- University: University of Mississippi
- Conference: SEC
- Description: Anthropomorphic black bear
- First seen: 2010
- Last seen: 2017
- Related mascot(s): Tony the Landshark, Colonel Reb

= Rebel Black Bear =

University of Mississippi.mascot

Rebel, The Black Bear was the mascot of the Ole Miss Rebels, the collegiate athletic teams of the University of Mississippi. The anthropomorphic black bear replaced Colonel Reb as the official mascot in 2010. On October 6, 2017, Chancellor Jeffrey Vitter announced that the new university mascot would be the Landshark, beginning with the 2018–19 season.

==Mascot search==
In 2003, Colonel Reb was removed from the sidelines at Ole Miss athletic events as the on-the-field mascot after facing criticism that the character was offensive and racially insensitive. A contest was held in which fans were invited to design a replacement. The athletic department chose two finalists, Rebel Bruiser and Rowdy Rebel, and invited fans to vote on their favorite. The limited fan response prompted the administration to cancel the poll.

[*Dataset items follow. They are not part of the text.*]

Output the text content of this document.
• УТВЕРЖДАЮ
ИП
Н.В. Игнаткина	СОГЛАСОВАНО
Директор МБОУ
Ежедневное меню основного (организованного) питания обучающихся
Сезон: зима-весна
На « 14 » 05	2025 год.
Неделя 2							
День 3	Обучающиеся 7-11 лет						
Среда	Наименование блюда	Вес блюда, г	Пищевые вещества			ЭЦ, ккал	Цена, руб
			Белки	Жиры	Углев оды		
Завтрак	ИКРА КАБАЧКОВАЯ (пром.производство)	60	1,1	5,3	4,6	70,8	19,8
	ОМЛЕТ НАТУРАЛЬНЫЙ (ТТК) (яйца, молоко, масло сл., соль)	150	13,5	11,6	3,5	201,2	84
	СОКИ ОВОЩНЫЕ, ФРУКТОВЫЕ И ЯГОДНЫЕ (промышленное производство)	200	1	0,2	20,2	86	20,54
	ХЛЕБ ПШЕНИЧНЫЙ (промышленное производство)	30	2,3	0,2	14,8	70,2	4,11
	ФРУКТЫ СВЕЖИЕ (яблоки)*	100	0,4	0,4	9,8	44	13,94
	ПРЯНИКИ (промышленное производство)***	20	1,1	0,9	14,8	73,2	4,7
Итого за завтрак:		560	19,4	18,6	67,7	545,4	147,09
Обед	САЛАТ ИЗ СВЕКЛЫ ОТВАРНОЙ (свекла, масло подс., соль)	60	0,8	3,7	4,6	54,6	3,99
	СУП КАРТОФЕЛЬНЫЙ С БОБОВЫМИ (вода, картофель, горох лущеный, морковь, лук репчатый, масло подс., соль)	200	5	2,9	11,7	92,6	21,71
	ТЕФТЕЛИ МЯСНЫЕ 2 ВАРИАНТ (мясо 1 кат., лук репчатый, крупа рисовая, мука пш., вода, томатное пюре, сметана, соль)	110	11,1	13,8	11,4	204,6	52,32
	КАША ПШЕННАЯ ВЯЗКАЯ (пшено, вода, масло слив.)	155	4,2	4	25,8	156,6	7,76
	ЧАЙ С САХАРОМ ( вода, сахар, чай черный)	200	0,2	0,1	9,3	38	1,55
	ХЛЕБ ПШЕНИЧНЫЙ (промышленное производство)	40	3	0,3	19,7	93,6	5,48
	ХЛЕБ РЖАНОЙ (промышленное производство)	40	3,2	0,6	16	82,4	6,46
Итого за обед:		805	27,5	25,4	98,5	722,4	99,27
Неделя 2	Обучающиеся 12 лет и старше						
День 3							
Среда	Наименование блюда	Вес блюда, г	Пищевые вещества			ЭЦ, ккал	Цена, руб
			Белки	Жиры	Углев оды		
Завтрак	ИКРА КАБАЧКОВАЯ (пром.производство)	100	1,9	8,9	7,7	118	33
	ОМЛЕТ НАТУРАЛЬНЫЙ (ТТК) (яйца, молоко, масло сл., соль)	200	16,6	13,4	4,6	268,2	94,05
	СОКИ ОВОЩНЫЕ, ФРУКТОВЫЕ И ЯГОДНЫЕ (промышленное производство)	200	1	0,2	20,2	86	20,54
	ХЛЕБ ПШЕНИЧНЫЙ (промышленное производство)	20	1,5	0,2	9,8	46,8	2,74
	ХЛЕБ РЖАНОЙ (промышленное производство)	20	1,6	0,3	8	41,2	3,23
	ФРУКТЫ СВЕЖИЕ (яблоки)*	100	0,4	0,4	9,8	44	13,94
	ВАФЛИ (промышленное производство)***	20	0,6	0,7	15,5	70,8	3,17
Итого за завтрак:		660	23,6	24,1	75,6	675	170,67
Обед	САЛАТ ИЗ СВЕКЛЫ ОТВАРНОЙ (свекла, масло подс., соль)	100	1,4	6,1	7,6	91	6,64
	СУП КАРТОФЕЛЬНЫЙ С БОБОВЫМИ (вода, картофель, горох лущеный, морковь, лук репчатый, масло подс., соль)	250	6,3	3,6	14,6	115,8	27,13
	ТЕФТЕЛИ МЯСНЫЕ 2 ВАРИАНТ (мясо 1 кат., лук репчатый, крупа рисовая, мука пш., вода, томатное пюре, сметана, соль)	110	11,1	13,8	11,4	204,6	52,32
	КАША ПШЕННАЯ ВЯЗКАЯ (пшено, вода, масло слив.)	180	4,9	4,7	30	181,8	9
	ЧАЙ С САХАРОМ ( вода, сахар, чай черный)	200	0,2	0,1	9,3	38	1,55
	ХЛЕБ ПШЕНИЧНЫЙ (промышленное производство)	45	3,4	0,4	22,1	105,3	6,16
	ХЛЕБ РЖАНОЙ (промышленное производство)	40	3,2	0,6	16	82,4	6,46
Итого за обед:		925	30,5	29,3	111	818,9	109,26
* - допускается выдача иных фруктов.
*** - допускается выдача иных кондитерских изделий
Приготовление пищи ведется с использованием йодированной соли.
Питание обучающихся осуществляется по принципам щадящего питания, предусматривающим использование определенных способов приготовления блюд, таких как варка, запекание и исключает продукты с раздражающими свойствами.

=== Admiral Ackbar campaign ===
In 2010, Ole Miss students voted to choose a new mascot. The election did not allow the option of reinstating Colonel Reb as the official mascot, in spite of sizable popular support. An internet campaign to adopt the Star Wars character Admiral Ackbar as the Ole Miss mascot gained considerable support. However, the students that began the campaign insisted Admiral Ackbar was not their ideal choice for the school's mascot. Instead, they intended the character as "the face of a push to start a fresh mascot search at Ole Miss." Lucasfilm, owners of the Admiral Ackbar character, declined to give Ole Miss the rights to use his image for their mascot, but commented, “Lucasfilm is flattered that our Star Wars fans at the University of Mississippi are considering electing Admiral Ackbar as their mascot. The last time we checked in with Admiral Ackbar he was leading the Rebel Alliance Fleet on a critical mission so it will be difficult for him to show up for the games!"

=== Selection process ===
The student committee charged with choosing a new mascot was formed on March 29, 2010. The committee did not set a definitive time to reveal a new on-field mascot, but tentatively scheduled it for the 2010 football season.

The field of suggestions was reduced to eleven candidates: Hotty and Toddy, a black bear, a blues musician, a cardinal, a "fanatic," a horse, a land shark, a lion, the "Mojo," a riverboat pilot, and a titan.

The committee polled University students, faculty, staff, alumni, and season ticket holders about three finalist mascots: the Black Bear, based on the legend that Theodore "Teddy Bear" Roosevelt refused to shoot a bound black bear in Mississippi; the Rebel Land Shark; and Hotty Toddy (essentially a person in a faceless spandex bodysuit with the name derived from the popular Rebel cheer). The committee ultimately selected the Black Bear, named "Rebel," as the new on-field mascot.